Ona go nie lubi po prostu. Jak sądzę, ze wzajemnością. Być może, jak to ma w zwyczaju, po chamsku i wulgarnie wyleciała z mordą na niego, zaczęła rozstawiać go po kątach, a on ją sprowadził do pionu i sobie nie pozwolił. To taki człowiek, który w słowach jest bardzo szczery, wręcz brutalnie (nie mylić czasem z chamstwem czy wulgarnością, bo nie to miałam na myśli). Bo z nią inaczej się nie da, jak tylko słownie otrzeźwić, ponieważ jej wydaje się, że skoro własnego męża i rodzinę trzyma pod pantoflem, to wszyscy będą skakać tak, jak ona im zagra. I tak właśnie z antypatii rodzą się plotki.

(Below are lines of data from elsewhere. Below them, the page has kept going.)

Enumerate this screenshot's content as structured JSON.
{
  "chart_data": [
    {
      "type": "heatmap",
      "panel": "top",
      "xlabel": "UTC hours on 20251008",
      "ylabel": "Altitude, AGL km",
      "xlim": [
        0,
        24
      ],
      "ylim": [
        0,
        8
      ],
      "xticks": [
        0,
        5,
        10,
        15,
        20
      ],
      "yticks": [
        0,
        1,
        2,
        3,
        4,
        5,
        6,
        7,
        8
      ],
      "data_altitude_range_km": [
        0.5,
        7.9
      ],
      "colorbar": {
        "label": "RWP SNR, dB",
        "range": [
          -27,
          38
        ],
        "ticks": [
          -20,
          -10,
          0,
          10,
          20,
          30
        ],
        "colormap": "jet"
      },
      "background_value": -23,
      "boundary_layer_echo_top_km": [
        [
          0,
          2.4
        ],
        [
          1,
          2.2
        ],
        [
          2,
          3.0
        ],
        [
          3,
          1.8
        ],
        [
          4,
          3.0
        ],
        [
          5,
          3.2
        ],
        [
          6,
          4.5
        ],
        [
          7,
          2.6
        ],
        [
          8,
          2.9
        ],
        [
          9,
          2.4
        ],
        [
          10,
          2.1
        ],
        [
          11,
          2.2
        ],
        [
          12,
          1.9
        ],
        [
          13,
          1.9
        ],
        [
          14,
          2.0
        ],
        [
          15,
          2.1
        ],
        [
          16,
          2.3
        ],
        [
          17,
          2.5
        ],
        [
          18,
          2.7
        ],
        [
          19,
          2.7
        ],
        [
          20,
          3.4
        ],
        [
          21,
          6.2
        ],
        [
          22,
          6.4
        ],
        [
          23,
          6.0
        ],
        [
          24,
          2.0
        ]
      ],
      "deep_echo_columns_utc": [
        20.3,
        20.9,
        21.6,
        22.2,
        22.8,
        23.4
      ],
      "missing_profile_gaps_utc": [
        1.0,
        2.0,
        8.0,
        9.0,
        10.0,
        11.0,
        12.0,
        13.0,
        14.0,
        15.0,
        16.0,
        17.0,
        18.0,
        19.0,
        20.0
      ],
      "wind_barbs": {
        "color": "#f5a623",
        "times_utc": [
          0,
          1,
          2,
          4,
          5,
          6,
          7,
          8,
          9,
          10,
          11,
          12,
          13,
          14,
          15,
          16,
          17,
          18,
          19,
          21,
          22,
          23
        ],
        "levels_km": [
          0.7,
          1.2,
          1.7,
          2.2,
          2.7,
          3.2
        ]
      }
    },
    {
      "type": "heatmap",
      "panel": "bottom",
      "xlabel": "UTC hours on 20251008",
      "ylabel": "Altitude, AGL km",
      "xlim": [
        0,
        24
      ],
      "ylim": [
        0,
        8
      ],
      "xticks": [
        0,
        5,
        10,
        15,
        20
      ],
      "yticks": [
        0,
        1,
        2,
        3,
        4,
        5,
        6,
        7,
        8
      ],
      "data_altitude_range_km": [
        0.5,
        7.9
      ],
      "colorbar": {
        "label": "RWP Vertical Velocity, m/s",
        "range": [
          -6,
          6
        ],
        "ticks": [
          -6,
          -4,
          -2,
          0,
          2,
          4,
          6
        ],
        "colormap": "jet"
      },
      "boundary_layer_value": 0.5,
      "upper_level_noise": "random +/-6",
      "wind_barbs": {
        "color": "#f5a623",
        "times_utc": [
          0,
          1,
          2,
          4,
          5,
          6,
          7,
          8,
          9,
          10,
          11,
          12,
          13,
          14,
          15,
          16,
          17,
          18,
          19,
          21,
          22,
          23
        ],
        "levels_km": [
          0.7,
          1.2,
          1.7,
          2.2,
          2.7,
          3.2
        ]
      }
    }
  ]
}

P. czasami jest śmieszna. Ale tylko czasami. Zwykle można zauważyć, że jest wulgarna, chamska i bezdennie głupia. Dawno nie spotkałam kogoś tak żywo zainteresowanego plotkami i żądnego wiedzy na temat wszystkich wokół. Barwna postać z wyjątkowo bujną wyobraźnią. Jednak lepiej trzymać się od niej z daleka.

6 komentarzy:

  1. Kiedy pracowałam w H. też zdarzały podobne sytuacje.Zauważyłam zresztą, że przeważnie w każdej pracy,w czasie przerwy na kantynie,plotki to była najlepsza rozrywka,'odskocznia' od ciężkiej pracy...można było też się sporo dowiedzieć o innych...jak im się wiedzie, czy i kto załatwił sobie mieszkanie i zostaje,kto wraca z powrotem...i oczywiście zupełnie poronione rzeczy, coś w tym stylu co napisałaś.Co mnie jeszcze zastanawiało,większość osób była zainteresowana, przysłuchiwała się lub też nabijała z plotek, a jak ktoś trzymał się z boku, to był jakiś, dziwny....
    vi.

    OdpowiedzUsuń
    Odpowiedzi
    1. To prawda Vi, że w czasie przerwy plotki to najlepsza rozrywka dla większości ludzi. Jeśli o mnie chodzi, to wolę słuchać, przytakiwać i się nie wypowiadać, tylko udawać, że mnie to ciekawi - dla świętego spokoju, a swojego prywatnego życia pilnuję tu bardziej niż oczu w głowie, bo miałabym krótko mówiąc - przesrane, gdyby ludzie wiedzieli cokolwiek na ten temat.
      Ściskam Cię cieplutko :)

      Usuń
  2. Plotki plotkami, jak w tytule Twego posta, ale najbardziej drażnią mnie ci rozstawiający wszystkich po kątach. może zazdroszczę im pewności siebie, może wygadania. "Taka już jestem, nie zmienię się i albo mnie ktoś zaakceptuje taką, albo nie" - taki mniej więcej tekst ostatnio usłyszałam. Dobrze, niech sobie będzie, ale ja omijam takie typy szerokim łukiem

    OdpowiedzUsuń
    Odpowiedzi
    1. Ze mną jest tak, że sporo osób zna mnie od lat, ale gdyby ich spytać, co tak naprawdę o mnie wiedzą, okazałoby się, że niewiele i to bardzo niewiele. Nie przepadam za ludźmi, którzy muszą wszystko o wszystkich wiedzieć.

      Usuń
  3. Czekoladko, co z Tobą? Zaczynam się niepokoić, bo tak dawno się nie pokazujesz, że przychodzą mi do głowy tylko dwie opcje: albo tak Cię pochłonęło życie, że nie masz czasu na takie głupoty jak pisanie, albo stało się coś, czego nie daj Boże.

    OdpowiedzUsuń
    Odpowiedzi
    1. Aniu, nie było mnie tu długo, bo problemy problemy problemy... Ciemna strona życia jakoś nie chce dać o sobie zapomnieć. Mam nadzieję, że ten tydzień przyniesie znacznie więcej dobrego i jakoś się poukłada.